Scaling up is one thing. Scaling down can be an entirely different and complex matter. Conversation naturally leads us to talk about the limitless possibilities of the cloud but increasingly, we are seeing the need for the capability to scale back infrastructure, too.
There are a number of reasons for this that point to the requirements for treating data as a flowing stream that has significant business implications.
TicketLeap came into Comic-Con International after doing a test run that showed how important it was to have the ability to scale up. But when it came down to the opening day, something happened. The ticket demand was equivalent to selling out the Super Bowl in a few hours.
TicketLeap had things ready to go with its cluster on Amazon Web Services. According to the TicketLeap blog:
- Introduced an administrative “High Volume Mode” for events that allows TicketLeap to lock event data into cache.
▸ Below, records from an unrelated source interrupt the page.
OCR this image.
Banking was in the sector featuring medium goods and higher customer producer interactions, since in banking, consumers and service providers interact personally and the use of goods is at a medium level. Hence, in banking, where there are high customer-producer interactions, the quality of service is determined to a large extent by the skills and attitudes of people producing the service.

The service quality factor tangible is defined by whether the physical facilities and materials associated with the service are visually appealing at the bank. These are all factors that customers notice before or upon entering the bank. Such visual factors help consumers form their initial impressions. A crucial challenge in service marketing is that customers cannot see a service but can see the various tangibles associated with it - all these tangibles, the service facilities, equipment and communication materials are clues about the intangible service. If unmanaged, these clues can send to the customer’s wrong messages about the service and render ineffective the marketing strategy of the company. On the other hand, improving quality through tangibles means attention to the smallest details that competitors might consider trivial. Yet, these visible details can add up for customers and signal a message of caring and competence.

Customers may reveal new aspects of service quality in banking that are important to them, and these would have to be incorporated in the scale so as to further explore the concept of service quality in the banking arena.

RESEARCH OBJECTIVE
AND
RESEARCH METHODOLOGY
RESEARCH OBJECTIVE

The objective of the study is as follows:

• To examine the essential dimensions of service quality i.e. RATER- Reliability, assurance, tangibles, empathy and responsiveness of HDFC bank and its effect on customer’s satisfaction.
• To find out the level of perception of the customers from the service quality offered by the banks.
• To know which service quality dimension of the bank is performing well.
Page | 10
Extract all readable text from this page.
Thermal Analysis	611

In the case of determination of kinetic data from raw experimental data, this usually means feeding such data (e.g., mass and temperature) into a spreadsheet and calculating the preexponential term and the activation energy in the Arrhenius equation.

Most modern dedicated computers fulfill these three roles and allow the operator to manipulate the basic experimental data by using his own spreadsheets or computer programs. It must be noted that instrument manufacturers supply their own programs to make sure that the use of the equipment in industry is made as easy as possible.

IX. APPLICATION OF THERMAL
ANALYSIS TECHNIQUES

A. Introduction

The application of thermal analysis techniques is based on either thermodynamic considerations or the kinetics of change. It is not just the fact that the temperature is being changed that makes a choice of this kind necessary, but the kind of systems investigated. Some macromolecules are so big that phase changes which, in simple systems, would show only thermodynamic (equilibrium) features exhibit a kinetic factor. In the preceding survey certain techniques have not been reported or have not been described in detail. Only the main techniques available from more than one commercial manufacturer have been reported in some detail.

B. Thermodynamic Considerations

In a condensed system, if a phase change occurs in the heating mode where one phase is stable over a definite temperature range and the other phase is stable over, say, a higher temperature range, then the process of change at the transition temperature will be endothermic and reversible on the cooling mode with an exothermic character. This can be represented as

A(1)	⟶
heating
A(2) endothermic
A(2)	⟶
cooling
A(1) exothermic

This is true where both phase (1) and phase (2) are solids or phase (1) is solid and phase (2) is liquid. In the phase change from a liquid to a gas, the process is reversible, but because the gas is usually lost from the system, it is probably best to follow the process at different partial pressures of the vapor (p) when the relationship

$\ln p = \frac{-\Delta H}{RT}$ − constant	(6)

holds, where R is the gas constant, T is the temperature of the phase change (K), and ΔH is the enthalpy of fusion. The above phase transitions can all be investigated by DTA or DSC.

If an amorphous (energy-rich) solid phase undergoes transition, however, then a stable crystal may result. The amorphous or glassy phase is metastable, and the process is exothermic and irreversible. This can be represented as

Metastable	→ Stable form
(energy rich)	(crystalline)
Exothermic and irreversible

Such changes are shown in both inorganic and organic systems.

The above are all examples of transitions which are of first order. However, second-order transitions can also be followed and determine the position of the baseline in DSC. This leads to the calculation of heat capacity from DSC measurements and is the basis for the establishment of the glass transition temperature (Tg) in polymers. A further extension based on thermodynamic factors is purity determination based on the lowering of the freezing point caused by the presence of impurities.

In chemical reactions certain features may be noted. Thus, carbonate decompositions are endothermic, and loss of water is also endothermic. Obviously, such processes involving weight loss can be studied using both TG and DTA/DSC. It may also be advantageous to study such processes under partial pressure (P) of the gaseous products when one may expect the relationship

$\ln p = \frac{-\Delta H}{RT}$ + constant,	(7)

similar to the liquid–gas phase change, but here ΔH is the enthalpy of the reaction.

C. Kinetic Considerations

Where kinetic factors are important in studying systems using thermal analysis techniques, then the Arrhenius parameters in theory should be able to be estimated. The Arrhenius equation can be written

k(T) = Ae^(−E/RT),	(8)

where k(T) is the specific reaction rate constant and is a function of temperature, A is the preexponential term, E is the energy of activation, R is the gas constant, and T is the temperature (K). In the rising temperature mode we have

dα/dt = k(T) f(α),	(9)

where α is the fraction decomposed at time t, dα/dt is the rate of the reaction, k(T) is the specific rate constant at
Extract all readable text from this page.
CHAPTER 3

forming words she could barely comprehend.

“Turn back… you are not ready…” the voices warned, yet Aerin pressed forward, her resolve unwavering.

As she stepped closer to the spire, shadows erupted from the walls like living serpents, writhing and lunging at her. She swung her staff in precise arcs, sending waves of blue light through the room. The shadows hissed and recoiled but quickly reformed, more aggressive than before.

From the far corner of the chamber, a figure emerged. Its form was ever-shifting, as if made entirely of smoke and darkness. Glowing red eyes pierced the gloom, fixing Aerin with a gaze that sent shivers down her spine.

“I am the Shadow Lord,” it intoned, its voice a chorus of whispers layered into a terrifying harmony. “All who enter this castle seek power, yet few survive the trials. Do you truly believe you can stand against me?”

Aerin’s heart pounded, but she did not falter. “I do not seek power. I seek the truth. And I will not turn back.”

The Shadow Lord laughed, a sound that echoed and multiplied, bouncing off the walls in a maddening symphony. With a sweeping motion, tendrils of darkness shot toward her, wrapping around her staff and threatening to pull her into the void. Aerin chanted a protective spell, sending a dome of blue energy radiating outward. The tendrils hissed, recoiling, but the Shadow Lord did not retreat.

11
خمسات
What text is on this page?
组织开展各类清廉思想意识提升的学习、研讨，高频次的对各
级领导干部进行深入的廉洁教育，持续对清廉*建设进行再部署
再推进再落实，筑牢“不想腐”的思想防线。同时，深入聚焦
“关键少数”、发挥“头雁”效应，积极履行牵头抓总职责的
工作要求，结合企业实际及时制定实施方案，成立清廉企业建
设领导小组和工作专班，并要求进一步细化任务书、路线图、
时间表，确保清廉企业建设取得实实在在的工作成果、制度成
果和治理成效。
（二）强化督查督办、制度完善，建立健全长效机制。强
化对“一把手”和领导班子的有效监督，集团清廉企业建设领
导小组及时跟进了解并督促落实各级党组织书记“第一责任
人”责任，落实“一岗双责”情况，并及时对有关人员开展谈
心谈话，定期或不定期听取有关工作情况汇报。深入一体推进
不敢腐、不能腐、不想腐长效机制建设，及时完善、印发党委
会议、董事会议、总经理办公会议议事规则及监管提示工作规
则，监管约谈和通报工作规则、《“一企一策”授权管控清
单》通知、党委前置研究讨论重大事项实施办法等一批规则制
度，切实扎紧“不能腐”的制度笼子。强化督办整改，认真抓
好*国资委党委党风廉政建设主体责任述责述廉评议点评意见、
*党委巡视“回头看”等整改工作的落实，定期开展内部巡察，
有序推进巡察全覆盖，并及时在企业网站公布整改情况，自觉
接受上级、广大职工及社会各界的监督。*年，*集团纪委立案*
This includes data such as: event title/description/etc, ticket type title/description/etc. No need to fetch this data from the database unless needed.
- Optimized all queries throughout the checkout process reducing joins, reducing subqueries, and adding indexes where appropriate.
- Increased the `ulimit` on our webservers to handle more connections into our platform
- Increased the number of fastcgi processes spawned for our application
- Introduced a queueing system to throttle orders per second to manageable size.
- Ran extensive load testing on pure request load, pure checkout load, and a blend of request/checkout load. We used a tool called BrowserMob. It’s awesome and we highly recommend checking it out.
But the problem was not in scaling up. There were plenty of servers. In fact, there were too many servers. The servers could not handle the load due to nearly all the connections in the MySQL database getting tied up doing DNS resolution. TicketLeap scaled back the servers to open up lanes for the data to flow. This relieved the system and the tickets once again were being sold without the headache of being super slow. It turned out to be an error that in many ways TicketLeap could not control. Its goes into detail on its site about the issue.
The sheer amount of data had to be controlled in order for Comi-Con to sell its tickets. The economic impact could have been considerable if the system broke down. Comi-Con needed the broad capabilities of the cloud but also the ability to scale back so the client could be served.
There are plenty of lessons here. It takes careful planning to determine how an information architecture will function under such demands. If not careful, the data can cause a jam that has serious business implications.